誅殺の功臣、武三思排除に失敗
- 絳州太平の人。若くして明経に及第。聖暦初、衛州刺史に累進。河北で突厥の侵寇の直後、秋の収穫期にも関わらず築城が続けられていたのを、「金城湯池も食糧なくして守れない、収穫を捨てて城郭を修めてどうする」と全て中止させ、人吏に称えられた。夏官侍郎を経て泰州刺史。大足元年、洛州長史。武則天の長安行幸に際し副留守事を委ねられ、清廉な手腕で璽書に慰労され物百段を賜った。長安三年、中台右丞・銀青光禄大夫。

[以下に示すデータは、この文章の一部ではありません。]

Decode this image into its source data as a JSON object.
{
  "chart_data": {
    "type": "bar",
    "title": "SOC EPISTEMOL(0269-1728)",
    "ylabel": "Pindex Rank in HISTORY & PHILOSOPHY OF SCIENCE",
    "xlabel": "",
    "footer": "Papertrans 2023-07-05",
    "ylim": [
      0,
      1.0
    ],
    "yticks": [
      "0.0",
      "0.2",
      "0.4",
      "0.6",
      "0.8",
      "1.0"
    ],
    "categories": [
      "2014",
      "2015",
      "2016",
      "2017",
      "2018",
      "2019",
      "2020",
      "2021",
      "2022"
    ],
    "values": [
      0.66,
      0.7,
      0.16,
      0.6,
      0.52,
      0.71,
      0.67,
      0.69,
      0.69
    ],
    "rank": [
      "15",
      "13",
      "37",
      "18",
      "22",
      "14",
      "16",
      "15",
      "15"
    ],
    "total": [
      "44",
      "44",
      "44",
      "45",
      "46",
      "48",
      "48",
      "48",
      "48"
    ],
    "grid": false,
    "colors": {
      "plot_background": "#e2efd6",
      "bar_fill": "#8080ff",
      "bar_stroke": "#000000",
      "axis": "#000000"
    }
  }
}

- 神龍元年、右羽林将軍に転じ、張易之・昌宗誅殺の功で金紫光禄大夫・侍中・平陽郡公・実封五百戸。まもなく斉国公に進封。則天崩御の遺詔で実封は通算七百戸となった。暉らは唐室中興を理由に武氏諸王の降爵を奏し、諸武は公に降された。これに武三思は激怒し、中宗を動かして暉らを名目上郡王に進めつつ知政事を罷免させ、不死の鉄券を賜って朔望のみ朝すよう命じた。

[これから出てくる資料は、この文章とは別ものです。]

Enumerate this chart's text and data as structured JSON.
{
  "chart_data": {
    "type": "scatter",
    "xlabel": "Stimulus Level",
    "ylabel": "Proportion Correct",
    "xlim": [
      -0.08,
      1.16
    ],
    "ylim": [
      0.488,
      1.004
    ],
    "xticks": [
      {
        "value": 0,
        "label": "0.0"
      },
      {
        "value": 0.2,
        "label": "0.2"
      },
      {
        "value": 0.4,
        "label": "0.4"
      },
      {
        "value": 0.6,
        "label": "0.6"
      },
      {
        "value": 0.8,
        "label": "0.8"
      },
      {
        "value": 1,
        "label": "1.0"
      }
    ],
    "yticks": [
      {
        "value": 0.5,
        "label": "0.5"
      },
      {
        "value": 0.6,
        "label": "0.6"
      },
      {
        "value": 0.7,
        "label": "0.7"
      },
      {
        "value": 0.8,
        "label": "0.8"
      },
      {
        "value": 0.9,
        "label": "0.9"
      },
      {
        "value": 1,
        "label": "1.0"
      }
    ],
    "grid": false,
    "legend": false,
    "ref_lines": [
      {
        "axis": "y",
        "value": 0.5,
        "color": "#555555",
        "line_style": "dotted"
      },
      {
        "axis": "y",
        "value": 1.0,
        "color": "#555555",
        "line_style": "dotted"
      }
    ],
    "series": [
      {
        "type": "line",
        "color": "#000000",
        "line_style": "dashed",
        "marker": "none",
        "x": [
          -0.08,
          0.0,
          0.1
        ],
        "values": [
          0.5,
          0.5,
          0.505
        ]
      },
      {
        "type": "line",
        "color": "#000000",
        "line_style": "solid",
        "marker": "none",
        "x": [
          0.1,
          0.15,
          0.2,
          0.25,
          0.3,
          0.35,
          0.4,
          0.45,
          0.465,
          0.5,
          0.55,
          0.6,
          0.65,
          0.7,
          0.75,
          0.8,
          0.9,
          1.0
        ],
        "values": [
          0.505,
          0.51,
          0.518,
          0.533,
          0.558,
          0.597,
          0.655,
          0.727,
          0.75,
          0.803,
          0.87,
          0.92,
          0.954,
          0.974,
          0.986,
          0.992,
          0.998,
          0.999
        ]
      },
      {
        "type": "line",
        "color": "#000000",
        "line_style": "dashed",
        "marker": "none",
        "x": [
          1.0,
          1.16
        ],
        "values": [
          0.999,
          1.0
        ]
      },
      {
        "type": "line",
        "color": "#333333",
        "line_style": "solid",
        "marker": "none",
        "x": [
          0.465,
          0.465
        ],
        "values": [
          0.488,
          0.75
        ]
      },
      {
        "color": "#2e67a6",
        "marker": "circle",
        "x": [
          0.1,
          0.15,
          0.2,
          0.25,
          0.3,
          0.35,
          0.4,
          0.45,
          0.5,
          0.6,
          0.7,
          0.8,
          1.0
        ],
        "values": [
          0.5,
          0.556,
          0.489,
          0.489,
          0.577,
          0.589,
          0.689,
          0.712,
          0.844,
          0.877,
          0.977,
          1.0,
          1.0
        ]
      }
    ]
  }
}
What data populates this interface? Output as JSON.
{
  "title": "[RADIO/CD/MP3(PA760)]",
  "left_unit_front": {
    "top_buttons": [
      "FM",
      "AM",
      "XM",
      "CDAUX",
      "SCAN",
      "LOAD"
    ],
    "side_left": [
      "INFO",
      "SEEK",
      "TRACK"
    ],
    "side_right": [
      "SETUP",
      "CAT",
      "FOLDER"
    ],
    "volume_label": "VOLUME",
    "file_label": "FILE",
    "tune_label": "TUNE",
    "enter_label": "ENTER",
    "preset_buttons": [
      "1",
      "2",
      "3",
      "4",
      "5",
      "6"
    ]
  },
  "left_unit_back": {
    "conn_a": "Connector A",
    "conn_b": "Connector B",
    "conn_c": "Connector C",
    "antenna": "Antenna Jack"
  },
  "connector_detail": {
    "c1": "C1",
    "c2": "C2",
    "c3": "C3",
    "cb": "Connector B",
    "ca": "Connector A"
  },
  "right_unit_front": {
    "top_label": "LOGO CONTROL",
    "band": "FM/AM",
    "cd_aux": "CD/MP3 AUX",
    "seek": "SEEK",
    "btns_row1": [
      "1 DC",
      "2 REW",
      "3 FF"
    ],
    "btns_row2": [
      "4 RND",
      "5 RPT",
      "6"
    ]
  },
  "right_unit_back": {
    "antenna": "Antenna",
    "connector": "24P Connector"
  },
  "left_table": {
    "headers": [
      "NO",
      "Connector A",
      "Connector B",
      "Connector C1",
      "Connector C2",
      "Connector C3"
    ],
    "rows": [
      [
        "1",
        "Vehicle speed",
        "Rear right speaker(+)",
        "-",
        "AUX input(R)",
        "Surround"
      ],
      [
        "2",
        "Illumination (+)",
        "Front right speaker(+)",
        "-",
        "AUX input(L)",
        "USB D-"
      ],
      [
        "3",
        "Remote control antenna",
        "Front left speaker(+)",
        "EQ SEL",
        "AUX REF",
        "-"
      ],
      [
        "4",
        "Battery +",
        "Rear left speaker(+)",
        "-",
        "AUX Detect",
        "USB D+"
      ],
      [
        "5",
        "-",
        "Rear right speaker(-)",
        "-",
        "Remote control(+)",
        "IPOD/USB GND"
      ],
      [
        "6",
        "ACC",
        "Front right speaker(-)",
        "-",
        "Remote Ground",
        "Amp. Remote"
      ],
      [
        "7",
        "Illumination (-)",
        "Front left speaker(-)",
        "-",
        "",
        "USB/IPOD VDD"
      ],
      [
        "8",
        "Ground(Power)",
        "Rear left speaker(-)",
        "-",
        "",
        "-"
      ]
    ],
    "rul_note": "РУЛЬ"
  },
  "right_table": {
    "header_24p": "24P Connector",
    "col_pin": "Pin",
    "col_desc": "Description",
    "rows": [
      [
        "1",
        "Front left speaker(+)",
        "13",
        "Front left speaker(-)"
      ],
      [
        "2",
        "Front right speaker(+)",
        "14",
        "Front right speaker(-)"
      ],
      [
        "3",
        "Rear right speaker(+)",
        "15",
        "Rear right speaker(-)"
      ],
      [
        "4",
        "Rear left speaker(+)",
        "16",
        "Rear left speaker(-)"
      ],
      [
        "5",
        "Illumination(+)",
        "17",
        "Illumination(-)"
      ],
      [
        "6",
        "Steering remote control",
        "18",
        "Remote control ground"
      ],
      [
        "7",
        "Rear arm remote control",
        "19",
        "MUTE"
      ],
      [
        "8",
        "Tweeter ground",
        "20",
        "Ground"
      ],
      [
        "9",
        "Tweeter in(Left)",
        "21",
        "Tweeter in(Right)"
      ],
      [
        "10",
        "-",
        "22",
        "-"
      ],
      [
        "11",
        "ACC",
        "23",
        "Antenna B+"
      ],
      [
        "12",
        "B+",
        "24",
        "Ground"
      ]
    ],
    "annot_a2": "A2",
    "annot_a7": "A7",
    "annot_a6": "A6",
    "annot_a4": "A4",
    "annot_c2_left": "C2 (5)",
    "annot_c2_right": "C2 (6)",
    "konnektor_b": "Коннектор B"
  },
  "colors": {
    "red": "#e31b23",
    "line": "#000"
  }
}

- 易之兄弟誅殺の直後、洛州長史薛季昶が暉に「二凶は除いたが呂産・呂禄(武三思ら)はなお在る、兵勢のあるうちに武三思一族も誅して王室を正すべき」と説いたが、暉と張柬之はこれに従わず、季昶は「私は死に場所を知らない」と嘆いたという。翌日、三思は韋皇后の助けを得て密かに宮中で政を左右し国政を覆したため、天下はこれを暉らの失策として咎めた。政柄を失い三思に制されると、暉は寝所で嘆息し指を弾いて血を出すほど悔しがった。柬之は「主上(中宗)は英王であった頃勇烈で知られたので武氏を残して自ら誅するのを待つつもりだったが、もはやどうしようもない」と嘆じた。

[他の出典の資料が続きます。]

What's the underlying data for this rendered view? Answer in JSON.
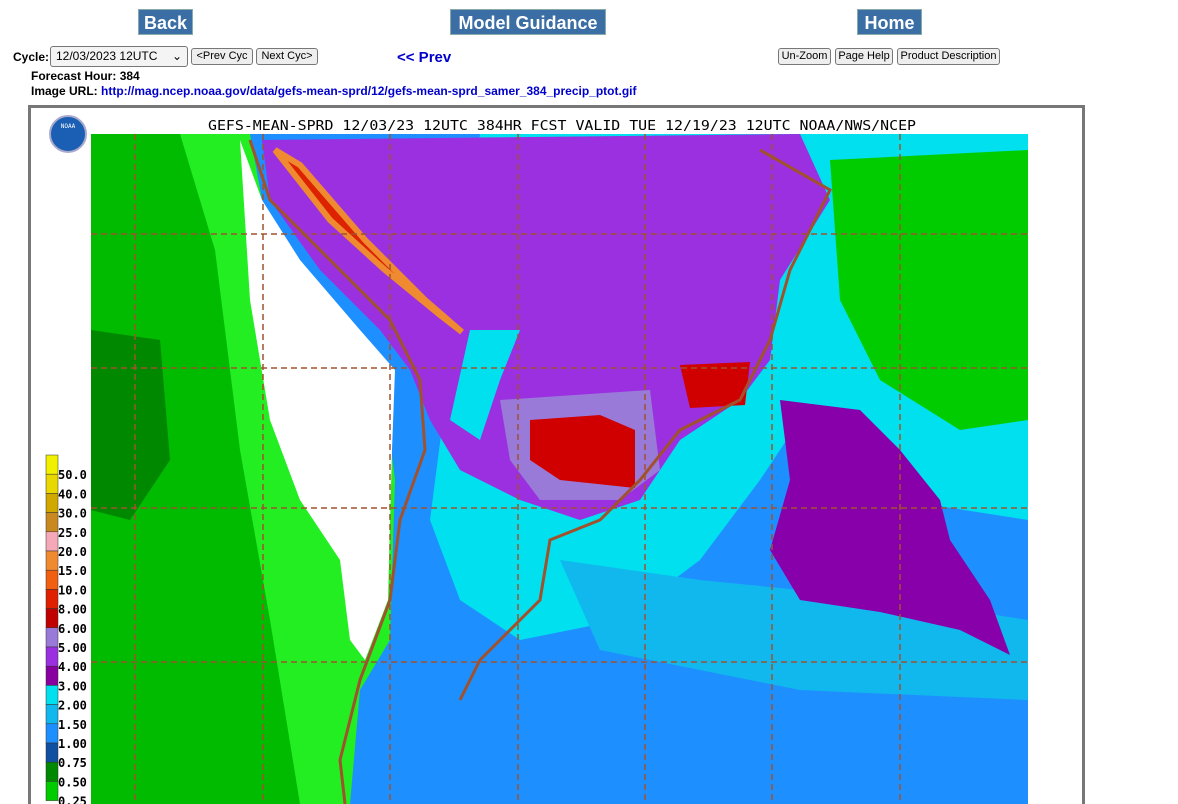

- 三思は許州司功参軍鄭愔にかつて暉らに廃黜されていた恨みから罪状を上表させた。中宗の詔は、暉らの功は録すべきだが権を傾け国章を軽んじ王同皎と結んで謀反を企てたとし、暉を崖州司馬、柬之を新州司馬、恕己を竇州司馬、玄暐を白州司馬に貶した。暉は崖州に至って周利貞に殺された。睿宗即位後、五王の官爵を追復し、暉には秦州都督を贈り諡は肅愍とされた。建中初、太尉を重ねて追贈。
- 曾孫元膺は開成三年、試太子通事舎人から河南県丞。